Seperti apakah pengaturan perizinan pembangunan rumah ibadat?

Bahwa pengaturan perizinan pembangunan rumah ibadat di Indonesia diatur dalam BAB IV, yang terdiri atas Pasal 13 sampai dengan Pasal 17 Peraturan Bersama Menteri Agama dan Menteri Dalam Negeri Nomor 9 Tahun 2006 / Nomor 8 Tahun 2006 tentang Pedoman Pelaksanaan Tugas Kepala Daerah/Wakil Kepala Daerah Dalam Pemeliharaan Kerukunan Umat Beragama, Pemberdayaan Forum Kerukunan Umat Beragama, dan Pendirian Rumah Ibadat, selanjutnya disebut dengan “Peraturan Bersama Menag dan Mendagri”.

 

KESIMPULAN

Kesimpulan daripada pengaturan perizinan pembangunan rumah ibadat itu wajib memenuhi persyaratan administratif dan persyaratan teknis bangunan gedung.
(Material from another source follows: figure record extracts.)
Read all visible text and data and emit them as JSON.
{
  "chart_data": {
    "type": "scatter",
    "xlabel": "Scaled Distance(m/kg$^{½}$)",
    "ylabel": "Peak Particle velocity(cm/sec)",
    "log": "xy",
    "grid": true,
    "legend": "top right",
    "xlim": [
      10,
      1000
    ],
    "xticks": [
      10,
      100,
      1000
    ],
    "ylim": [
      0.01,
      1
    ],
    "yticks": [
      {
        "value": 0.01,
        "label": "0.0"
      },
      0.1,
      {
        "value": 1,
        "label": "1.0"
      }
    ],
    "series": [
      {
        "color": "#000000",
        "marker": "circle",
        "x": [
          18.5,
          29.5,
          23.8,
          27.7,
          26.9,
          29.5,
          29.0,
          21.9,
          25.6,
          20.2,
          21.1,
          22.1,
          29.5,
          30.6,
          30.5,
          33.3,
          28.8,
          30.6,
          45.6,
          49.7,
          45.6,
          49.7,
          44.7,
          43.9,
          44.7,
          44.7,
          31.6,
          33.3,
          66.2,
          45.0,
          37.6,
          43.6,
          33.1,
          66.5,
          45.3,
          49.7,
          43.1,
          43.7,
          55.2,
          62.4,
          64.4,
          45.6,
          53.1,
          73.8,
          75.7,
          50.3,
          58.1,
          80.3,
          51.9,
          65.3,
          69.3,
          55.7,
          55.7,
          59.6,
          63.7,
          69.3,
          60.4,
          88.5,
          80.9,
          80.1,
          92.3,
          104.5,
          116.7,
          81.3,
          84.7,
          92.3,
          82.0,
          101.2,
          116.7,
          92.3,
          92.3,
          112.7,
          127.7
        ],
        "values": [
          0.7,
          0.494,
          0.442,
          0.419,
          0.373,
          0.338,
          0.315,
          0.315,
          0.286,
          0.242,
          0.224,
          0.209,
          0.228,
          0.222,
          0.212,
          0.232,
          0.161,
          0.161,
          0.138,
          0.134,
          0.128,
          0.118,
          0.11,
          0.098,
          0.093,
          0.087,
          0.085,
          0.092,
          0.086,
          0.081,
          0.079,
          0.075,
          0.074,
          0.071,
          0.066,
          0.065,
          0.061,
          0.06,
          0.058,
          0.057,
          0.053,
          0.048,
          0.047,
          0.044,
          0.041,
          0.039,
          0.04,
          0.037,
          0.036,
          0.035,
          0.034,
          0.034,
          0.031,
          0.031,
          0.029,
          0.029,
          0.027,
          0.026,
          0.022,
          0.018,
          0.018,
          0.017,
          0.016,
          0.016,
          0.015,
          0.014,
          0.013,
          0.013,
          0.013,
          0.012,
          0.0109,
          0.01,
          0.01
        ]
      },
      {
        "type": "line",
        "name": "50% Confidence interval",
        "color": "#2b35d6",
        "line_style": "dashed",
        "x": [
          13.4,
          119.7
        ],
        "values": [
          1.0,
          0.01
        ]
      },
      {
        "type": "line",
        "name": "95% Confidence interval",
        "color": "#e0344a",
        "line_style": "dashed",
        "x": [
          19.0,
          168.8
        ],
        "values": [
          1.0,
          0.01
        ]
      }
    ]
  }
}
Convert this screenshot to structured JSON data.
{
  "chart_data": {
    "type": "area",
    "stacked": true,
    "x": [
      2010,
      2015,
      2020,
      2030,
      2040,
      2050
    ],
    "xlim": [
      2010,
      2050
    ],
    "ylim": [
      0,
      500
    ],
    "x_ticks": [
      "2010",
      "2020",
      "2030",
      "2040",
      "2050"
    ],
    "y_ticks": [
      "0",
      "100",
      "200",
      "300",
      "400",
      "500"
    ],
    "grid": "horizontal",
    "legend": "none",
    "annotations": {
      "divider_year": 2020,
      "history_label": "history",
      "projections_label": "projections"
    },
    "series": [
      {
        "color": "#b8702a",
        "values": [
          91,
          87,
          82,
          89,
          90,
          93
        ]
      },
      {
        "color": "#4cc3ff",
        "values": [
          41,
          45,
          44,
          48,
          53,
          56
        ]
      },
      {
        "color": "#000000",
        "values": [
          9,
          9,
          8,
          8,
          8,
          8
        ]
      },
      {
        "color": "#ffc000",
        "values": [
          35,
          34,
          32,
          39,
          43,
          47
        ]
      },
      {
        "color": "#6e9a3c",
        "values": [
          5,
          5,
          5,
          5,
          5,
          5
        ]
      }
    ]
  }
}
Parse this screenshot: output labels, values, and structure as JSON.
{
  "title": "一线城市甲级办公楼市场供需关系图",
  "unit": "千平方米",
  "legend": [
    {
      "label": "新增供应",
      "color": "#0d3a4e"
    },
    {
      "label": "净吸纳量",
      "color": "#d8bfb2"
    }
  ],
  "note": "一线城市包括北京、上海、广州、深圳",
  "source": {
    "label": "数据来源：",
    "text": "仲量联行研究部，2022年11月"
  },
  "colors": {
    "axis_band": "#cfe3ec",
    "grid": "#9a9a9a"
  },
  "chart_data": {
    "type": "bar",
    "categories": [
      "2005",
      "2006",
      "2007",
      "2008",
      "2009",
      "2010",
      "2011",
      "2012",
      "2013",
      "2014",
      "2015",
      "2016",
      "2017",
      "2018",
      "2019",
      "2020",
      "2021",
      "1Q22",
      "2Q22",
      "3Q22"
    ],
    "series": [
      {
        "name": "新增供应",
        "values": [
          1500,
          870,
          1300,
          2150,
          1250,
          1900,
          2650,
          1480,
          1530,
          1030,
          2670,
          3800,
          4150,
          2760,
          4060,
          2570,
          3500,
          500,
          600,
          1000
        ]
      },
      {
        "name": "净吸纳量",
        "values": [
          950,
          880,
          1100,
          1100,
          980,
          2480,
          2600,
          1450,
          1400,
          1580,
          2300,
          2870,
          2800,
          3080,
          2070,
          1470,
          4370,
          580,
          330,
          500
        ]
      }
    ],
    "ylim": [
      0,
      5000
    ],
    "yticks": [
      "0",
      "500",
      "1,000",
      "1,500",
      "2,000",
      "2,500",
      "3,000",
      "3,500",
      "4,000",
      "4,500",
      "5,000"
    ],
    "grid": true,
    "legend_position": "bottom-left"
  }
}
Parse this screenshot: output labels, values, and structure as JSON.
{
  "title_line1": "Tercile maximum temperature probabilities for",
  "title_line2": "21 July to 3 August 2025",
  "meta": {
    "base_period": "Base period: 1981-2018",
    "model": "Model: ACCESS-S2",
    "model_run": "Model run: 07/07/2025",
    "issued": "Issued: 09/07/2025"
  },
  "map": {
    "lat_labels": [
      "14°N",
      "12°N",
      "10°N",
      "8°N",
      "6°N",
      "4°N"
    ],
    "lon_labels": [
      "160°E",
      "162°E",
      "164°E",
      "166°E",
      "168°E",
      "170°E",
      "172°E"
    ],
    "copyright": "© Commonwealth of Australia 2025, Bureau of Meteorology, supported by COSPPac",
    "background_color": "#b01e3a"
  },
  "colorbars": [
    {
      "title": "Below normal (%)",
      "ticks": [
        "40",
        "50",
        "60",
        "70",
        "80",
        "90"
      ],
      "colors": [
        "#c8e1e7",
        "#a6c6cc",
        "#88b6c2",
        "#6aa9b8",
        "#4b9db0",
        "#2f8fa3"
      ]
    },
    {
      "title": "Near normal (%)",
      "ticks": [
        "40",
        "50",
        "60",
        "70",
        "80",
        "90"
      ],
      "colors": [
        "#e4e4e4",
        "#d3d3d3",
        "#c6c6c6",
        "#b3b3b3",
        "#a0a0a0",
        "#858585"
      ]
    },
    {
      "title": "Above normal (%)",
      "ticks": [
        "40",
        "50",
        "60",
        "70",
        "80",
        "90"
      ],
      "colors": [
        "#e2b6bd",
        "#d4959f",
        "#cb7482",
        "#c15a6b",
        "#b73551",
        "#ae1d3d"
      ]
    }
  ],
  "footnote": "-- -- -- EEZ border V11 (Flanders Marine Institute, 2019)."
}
Selain itu juga harus memenuhi persyaratan-persyaratan sebagai berikut:

  1. Daftar nama dan Kartu Tanda Penduduk (“KTP”)pengguna rumah ibadat yang paling sedikitnya 90 (sembilan puluh) orang yang disahkan oleh pejabat setempat sesuai dengan tingkat batas wilayah;
  2. Dukungan masyarakat setempat paling sedikit 60 (enam puluh) orang yang disahkan oleh lurah/kepala desa;
  3. Rekomendasi tertulis kepala kantor departemen agama kabupaten/kota; dan
  4. Rekomendasi tertulis Forum Kerukunan Umat Beragama kabupaten/kota.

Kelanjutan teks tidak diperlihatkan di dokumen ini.